By the first half of the 1970s the NLF was the major political force in the country, and following the 1973 election it had eight members in the Bahrain National Assembly (parliament) or 40% of elected MPs (30 were elected and 14 appointed). In 1975, however, the Assembly was dissolved and the constitution suspended. The NLF was harshly repressed by the regime, and many activists and leaders went into exile. The most severe assault came in the mid-80s, specifically in 1986, with the decision of the regime to crush the NLF. Almost the whole clandestine organisation collapsed, some members died under torture, and a large number were sentenced to long terms of imprisonment after false and illegal confessions.

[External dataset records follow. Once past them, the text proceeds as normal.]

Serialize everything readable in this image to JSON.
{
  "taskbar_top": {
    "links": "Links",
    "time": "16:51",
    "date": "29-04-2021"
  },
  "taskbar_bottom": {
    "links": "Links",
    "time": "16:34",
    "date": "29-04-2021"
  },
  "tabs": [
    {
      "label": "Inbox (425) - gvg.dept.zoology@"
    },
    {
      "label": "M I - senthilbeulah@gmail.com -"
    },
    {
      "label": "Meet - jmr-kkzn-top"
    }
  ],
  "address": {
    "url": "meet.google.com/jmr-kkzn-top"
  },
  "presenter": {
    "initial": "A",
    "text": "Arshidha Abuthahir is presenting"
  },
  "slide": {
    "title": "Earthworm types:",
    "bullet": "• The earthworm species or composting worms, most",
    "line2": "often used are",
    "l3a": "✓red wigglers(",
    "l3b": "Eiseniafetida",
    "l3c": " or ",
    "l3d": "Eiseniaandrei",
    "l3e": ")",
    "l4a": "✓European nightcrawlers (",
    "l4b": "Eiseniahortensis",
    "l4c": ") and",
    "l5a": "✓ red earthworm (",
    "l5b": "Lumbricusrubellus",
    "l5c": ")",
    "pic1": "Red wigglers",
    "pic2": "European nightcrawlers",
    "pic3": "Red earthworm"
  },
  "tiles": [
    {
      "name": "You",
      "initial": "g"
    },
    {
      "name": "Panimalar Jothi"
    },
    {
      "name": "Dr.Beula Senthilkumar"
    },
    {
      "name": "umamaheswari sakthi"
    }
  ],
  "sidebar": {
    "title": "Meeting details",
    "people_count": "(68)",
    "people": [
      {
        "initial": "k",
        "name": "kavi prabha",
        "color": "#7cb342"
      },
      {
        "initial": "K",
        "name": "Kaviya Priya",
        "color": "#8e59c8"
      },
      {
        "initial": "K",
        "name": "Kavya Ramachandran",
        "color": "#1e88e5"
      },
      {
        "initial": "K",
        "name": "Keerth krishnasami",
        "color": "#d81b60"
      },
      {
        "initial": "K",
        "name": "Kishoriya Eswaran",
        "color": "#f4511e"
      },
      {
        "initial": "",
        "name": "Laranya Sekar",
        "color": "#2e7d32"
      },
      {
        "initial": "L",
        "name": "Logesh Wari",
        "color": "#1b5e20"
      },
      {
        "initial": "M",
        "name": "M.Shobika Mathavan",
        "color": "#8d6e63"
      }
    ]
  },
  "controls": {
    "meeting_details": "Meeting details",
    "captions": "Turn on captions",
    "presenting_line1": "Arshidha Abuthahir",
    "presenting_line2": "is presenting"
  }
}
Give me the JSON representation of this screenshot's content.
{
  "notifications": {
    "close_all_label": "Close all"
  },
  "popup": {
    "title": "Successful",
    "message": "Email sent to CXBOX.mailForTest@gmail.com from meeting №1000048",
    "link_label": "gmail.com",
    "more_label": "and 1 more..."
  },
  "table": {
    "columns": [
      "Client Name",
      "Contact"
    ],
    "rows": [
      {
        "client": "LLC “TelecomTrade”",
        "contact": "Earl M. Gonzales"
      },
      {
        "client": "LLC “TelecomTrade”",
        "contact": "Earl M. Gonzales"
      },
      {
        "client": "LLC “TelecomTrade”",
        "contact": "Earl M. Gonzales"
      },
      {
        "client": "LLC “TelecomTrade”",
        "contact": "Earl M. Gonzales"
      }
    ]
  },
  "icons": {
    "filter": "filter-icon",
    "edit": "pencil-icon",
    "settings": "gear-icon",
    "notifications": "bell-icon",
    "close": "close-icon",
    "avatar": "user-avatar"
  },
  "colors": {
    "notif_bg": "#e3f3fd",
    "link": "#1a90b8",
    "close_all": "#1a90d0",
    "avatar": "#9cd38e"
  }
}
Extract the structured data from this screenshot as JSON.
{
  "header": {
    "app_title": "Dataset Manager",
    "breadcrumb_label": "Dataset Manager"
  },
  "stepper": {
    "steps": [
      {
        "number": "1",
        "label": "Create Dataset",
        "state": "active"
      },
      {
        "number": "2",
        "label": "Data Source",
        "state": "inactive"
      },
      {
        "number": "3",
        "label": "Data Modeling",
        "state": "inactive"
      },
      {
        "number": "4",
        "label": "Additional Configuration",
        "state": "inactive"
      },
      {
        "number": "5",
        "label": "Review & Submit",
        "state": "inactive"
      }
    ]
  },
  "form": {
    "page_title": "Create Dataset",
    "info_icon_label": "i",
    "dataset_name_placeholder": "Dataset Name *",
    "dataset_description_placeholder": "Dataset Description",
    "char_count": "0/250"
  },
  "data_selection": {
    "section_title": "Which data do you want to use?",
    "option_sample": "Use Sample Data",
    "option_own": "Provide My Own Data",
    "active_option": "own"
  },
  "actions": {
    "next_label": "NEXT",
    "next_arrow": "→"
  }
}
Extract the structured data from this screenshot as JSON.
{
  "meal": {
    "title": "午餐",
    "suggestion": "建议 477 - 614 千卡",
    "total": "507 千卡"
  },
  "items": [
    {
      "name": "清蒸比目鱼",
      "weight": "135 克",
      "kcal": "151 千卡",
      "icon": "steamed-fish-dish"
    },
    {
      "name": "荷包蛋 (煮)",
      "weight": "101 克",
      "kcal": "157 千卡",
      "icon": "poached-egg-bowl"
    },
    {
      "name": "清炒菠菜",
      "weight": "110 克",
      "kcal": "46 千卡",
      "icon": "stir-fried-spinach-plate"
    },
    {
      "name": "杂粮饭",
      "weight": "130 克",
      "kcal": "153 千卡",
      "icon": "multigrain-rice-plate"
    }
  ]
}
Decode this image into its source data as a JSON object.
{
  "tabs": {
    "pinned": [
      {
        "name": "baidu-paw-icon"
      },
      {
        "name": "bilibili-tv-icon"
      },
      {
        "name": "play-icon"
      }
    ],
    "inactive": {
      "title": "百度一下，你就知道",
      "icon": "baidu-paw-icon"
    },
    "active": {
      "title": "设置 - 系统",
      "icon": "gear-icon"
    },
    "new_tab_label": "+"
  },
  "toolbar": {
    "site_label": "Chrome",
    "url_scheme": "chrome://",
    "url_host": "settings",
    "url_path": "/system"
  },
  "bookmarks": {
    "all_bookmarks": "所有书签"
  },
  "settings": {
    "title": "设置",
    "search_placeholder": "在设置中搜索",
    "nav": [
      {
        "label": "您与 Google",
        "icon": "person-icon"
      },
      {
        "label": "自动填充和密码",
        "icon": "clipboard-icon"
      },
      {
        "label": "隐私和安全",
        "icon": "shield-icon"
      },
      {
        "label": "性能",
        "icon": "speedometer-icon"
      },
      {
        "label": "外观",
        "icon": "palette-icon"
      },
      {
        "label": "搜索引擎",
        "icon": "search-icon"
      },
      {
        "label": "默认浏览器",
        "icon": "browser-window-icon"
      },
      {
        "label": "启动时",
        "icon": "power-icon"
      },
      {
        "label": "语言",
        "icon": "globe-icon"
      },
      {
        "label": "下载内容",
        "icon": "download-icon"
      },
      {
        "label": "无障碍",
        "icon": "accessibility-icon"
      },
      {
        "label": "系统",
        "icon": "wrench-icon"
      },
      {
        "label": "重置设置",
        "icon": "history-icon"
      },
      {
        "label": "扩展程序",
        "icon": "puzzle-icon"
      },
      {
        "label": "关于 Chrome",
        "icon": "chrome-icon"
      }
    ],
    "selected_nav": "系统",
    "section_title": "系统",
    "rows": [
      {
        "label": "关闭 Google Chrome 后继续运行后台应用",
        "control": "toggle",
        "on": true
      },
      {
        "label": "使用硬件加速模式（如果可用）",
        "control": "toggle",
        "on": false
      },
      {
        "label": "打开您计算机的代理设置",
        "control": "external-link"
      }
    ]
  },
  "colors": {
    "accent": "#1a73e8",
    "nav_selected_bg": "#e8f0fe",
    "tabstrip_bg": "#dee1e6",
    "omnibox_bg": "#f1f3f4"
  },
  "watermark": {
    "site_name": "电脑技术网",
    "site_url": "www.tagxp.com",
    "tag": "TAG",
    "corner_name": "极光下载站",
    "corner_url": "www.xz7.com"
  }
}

In spite of the unprecedented political circumstances that faced the surviving activists of the NLF, a handful of fighters remained, though in different method of activity. One can see their fingerprints on the events of the 1990s called the “constitutional movement.”

In the early 2000s, after a change in the regime's policy, exiled leaders were allowed to return to Bahrain and to work politically. Before the 2002 election some elements affiliated to the NLF, in co-operation with other independent activists (leftists and liberals), launched a legal political body under a new rule governing the establishment of political associations. In this way the Progressive Democratic Tribune Association (PDTA) was founded as a leftist progressive political organisation, but not as an alternative to the NLF. Since then it may appear that the PDTA has replaced the NLF, a groundless claim for which there is no documentary evidence. Moreover, the NLF never issued any statement that it has ceased to exist. The reality is that the NLF continues to exist and to struggle, though illegal and not openly active, because of the continued repression of opposition groups by the Bahrain state.

Following the 2002 election, the NLF and PDTA had three members in parliament, including the deputy speaker, Abdulhadi Marhoon. However, they lost all seats at the 2006 election when Sunni and Shi‘a communal “Islamist” forces won almost all seats.